Minimum Number of Operations to Reinitialize a Permutation

Problem

You are given an even integer n​​​​​​. You initially have a permutation perm of size n​​ where perm[i] == i​ (0-indexed) ​​​​.

In one operation, you will create a new array arr, and for each i:

• If i % 2 == 0, then arr[i] = perm[i / 2].
• If i % 2 == 1, then arr[i] = perm[n / 2 + (i - 1) / 2].

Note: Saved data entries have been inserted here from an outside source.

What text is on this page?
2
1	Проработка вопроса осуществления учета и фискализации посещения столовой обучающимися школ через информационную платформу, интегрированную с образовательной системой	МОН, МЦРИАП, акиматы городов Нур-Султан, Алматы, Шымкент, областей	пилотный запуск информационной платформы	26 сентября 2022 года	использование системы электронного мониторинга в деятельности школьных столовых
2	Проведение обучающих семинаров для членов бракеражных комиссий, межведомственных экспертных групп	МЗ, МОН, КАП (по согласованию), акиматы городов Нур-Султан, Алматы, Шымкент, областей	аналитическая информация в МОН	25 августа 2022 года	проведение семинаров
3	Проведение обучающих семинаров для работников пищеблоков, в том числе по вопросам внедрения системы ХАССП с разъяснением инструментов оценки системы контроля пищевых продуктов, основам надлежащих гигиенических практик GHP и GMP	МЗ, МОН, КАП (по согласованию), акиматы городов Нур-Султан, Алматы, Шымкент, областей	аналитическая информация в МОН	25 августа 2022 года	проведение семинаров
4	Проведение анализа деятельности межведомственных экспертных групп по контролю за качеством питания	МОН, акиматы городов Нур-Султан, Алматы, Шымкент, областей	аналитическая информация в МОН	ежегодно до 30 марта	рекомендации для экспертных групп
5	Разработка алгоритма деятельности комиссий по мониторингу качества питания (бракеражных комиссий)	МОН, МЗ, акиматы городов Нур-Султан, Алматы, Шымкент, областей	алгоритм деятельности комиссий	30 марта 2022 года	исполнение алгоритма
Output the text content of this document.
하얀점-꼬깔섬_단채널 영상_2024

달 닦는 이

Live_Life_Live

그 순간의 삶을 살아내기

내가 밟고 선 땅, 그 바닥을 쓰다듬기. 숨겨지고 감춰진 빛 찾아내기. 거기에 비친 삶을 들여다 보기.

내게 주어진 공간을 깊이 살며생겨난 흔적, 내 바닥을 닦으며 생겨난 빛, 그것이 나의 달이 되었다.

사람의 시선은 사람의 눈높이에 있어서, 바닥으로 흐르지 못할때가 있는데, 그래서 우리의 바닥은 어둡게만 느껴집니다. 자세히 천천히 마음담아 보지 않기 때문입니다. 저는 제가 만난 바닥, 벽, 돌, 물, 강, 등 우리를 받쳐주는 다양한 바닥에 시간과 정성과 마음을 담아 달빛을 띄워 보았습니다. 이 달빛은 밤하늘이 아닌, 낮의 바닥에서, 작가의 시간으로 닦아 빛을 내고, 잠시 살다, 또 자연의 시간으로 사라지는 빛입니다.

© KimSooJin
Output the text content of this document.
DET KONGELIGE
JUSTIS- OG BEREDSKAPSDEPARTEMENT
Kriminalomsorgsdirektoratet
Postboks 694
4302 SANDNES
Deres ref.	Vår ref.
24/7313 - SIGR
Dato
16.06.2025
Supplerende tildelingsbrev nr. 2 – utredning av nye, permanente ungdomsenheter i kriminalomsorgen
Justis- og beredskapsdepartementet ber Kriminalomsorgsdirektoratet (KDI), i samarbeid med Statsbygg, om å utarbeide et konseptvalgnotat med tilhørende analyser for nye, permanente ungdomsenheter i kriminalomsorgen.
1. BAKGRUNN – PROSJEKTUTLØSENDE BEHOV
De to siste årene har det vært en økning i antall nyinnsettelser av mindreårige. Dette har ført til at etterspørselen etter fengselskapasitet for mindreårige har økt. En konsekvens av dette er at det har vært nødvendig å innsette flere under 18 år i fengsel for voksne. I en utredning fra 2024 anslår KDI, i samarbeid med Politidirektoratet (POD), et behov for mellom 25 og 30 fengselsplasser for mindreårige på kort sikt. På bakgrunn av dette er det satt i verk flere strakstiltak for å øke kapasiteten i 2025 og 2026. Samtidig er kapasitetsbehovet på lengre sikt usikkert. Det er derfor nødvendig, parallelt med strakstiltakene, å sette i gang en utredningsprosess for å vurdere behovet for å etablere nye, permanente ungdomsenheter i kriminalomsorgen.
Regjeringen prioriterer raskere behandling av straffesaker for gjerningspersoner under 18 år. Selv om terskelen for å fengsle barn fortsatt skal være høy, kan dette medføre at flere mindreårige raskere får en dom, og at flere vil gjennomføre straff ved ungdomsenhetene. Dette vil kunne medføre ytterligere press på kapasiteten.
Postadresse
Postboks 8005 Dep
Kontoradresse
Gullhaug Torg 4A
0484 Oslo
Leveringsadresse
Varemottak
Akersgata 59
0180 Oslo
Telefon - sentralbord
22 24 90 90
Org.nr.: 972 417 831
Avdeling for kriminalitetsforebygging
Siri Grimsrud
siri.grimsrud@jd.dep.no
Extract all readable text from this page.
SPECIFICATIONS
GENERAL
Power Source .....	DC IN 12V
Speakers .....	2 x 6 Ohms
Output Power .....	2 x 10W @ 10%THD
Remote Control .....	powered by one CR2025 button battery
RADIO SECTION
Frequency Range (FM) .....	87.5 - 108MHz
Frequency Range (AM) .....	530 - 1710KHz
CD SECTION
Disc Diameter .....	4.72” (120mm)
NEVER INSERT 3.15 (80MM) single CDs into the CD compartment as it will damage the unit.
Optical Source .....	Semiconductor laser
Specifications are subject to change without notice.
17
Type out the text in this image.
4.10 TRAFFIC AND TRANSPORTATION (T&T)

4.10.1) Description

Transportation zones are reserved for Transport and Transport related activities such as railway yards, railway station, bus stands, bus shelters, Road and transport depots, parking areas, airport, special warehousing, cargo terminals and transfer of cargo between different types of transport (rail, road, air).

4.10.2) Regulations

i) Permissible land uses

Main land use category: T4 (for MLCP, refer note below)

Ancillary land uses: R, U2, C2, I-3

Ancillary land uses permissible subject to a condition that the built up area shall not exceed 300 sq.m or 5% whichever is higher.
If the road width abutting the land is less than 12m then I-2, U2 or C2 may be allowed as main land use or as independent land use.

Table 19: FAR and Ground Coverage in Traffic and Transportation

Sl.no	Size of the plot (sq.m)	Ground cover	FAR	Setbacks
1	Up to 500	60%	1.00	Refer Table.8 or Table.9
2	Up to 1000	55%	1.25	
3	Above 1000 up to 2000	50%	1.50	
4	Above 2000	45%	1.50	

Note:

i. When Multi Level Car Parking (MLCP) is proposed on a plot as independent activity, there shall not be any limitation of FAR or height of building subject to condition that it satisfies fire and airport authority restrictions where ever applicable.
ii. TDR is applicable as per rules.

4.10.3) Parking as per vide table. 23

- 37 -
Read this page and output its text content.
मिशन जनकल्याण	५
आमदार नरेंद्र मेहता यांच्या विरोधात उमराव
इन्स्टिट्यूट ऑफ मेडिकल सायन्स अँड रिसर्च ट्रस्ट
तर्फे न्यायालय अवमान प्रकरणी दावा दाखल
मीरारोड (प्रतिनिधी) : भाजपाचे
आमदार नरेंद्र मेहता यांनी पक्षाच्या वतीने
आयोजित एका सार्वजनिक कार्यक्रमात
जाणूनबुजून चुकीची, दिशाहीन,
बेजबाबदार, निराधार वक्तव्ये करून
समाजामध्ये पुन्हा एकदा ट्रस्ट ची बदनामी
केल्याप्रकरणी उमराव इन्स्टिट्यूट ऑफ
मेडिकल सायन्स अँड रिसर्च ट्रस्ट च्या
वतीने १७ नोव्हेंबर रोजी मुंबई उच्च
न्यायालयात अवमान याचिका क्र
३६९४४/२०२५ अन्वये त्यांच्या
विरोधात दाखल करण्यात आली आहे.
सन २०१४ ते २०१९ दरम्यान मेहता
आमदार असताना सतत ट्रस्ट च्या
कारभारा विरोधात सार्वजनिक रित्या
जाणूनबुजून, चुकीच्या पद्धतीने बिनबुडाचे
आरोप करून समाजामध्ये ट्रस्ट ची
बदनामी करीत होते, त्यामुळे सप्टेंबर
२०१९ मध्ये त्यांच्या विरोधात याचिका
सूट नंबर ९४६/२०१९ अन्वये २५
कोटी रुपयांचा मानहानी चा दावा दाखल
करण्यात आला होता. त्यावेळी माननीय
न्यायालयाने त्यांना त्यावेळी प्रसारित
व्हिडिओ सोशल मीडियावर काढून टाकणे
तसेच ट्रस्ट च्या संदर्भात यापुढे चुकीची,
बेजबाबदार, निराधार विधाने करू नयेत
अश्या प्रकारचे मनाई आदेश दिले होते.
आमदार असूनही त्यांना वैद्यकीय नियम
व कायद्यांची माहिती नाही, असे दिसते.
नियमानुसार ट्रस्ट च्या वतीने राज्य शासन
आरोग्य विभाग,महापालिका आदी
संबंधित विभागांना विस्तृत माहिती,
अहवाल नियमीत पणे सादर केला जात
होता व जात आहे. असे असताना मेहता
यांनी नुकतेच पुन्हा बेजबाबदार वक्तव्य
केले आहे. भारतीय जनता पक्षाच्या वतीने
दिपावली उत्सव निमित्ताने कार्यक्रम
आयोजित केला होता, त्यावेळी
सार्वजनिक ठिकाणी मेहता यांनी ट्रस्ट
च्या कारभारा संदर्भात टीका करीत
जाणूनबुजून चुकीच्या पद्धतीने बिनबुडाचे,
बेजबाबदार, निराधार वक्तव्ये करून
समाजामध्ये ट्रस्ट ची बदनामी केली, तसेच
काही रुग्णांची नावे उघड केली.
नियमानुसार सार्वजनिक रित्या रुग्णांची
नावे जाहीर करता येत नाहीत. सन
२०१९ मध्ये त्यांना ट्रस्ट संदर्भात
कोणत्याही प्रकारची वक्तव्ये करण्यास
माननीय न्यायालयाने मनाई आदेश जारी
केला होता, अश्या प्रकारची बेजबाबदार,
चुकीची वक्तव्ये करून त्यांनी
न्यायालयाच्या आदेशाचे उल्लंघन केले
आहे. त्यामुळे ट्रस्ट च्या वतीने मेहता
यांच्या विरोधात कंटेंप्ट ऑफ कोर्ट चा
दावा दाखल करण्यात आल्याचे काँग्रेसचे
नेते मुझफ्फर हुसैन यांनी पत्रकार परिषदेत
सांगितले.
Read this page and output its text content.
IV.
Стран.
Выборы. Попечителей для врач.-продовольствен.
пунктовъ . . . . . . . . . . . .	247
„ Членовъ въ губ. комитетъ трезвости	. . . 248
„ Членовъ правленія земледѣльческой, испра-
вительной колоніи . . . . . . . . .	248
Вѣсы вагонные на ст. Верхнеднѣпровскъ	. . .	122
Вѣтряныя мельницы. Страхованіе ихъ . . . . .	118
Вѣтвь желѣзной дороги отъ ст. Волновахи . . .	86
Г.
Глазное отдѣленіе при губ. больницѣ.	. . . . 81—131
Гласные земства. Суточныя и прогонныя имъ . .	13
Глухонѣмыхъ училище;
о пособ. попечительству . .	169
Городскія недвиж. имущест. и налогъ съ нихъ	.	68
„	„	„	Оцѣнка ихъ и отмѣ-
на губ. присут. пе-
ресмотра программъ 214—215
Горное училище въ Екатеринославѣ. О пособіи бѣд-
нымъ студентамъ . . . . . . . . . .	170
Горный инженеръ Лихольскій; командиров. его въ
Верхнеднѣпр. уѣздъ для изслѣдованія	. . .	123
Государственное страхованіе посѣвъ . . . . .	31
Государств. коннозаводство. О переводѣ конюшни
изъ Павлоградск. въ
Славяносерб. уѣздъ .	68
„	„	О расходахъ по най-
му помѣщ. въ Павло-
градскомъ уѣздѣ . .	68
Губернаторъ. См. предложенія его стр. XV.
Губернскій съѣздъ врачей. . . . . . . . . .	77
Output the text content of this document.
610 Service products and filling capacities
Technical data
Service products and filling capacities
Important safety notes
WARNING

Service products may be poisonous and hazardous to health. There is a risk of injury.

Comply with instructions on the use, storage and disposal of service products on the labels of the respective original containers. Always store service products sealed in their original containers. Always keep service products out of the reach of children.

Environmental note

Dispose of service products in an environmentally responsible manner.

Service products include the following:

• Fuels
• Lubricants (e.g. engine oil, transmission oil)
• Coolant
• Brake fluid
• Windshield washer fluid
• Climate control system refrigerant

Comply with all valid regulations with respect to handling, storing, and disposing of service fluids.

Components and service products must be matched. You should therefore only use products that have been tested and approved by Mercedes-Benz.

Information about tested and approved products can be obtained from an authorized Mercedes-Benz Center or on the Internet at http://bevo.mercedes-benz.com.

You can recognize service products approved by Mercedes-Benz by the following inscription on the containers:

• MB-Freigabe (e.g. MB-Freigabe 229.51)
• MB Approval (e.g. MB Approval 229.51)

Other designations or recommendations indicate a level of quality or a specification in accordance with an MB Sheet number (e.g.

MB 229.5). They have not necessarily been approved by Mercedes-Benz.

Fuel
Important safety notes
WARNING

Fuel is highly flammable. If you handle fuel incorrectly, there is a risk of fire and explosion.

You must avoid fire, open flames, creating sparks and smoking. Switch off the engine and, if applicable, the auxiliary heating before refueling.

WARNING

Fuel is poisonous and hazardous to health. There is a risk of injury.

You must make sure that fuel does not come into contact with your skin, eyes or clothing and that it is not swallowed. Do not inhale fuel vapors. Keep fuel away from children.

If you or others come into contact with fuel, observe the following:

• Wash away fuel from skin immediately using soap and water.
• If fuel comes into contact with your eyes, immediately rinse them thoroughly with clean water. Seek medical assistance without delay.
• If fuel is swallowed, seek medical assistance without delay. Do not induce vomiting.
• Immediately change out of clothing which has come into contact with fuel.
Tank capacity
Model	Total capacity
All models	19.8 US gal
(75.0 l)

You will then assign arr​​​​ to perm.

Return _the minimumnon-zero number of operations you need to perform on _perm to return the permutation to its initial value.

Examples

Example 1

Input: n = 2
Output: 1
Explanation: perm = [0,1] initially.
After the 1st operation, perm = [0,1]
So it takes only 1 operation.

Example 2

Input: n = 4
Output: 2
Explanation: perm = [0,1,2,3] initially.
After the 1st operation, perm = [0,2,1,3]
After the 2nd operation, perm = [0,1,2,3]
So it takes only 2 operations.

Example 3

Input: n = 6
Output: 4

Constraints

• 2 <= n <= 1000
• n​​​​​​ is even.

Solution

Method 1 – Cycle Length Simulation

Intuition

The permutation returns to its initial state after a certain number of operations. Instead of simulating the whole array, we can track the position of one element (e.g., index 1) and count how many steps it takes to return to its original position.

Approach

1. Start with position = 1.
2. For each operation, update position according to the rules:
   • If position % 2 == 0: position = position / 2
   • Else: position = n / 2 + (position - 1) / 2
3. Count steps until position returns to 1.
4. The answer is the number of steps.

Code

C++

class Solution {
public:
    int reinitializePermutation(int n) {
        int pos = 1, steps = 0;
        do {
            if (pos % 2 == 0) pos /= 2;
            else pos = n / 2 + (pos - 1) / 2;
            steps++;
        } while (pos != 1);
        return steps;
    }
};

Go

func reinitializePermutation(n int) int {
    pos, steps := 1, 0
    for {
        if pos%2 == 0 {
            pos /= 2
        } else {
            pos = n/2 + (pos-1)/2
        }
        steps++
        if pos == 1 {
            break
        }
    }
    return steps
}

Java

class Solution {
    public int reinitializePermutation(int n) {
        int pos = 1, steps = 0;
        do {
            if (pos % 2 == 0) pos /= 2;
            else pos = n / 2 + (pos - 1) / 2;
            steps++;
        } while (pos != 1);
        return steps;
    }
}

Kotlin

class Solution {
    fun reinitializePermutation(n: Int): Int {
        var pos = 1; var steps = 0
        do {
            pos = if (pos % 2 == 0) pos / 2 else n / 2 + (pos - 1) / 2
            steps++
        } while (pos != 1)
        return steps
    }
}

Python

class Solution:
    def reinitializePermutation(self, n: int) -> int:
        pos, steps = 1, 0
        while True:
            if pos % 2 == 0:
                pos //= 2
            else:
                pos = n // 2 + (pos - 1) // 2
            steps += 1
            if pos == 1:
                break
        return steps

Rust

impl Solution {
    pub fn reinitialize_permutation(n: i32) -> i32 {
        let mut pos = 1;
        let mut steps = 0;
        loop {
            if pos % 2 == 0 {
                pos /= 2;
            } else {
                pos = n / 2 + (pos - 1) / 2;
            }
            steps += 1;
            if pos == 1 { break; }
        }
        steps
    }
}

TypeScript

class Solution {
    reinitializePermutation(n: number): number {
        let pos = 1, steps = 0;
        do {
            if (pos % 2 === 0) pos = pos / 2;
            else pos = Math.floor(n / 2 + (pos - 1) / 2);
            steps++;
        } while (pos !== 1);
        return steps;
    }
}

Complexity

• ⏰ Time complexity: O(n) — In worst case, up to n steps.
• 🧺 Space complexity: O(1) — constant extra space.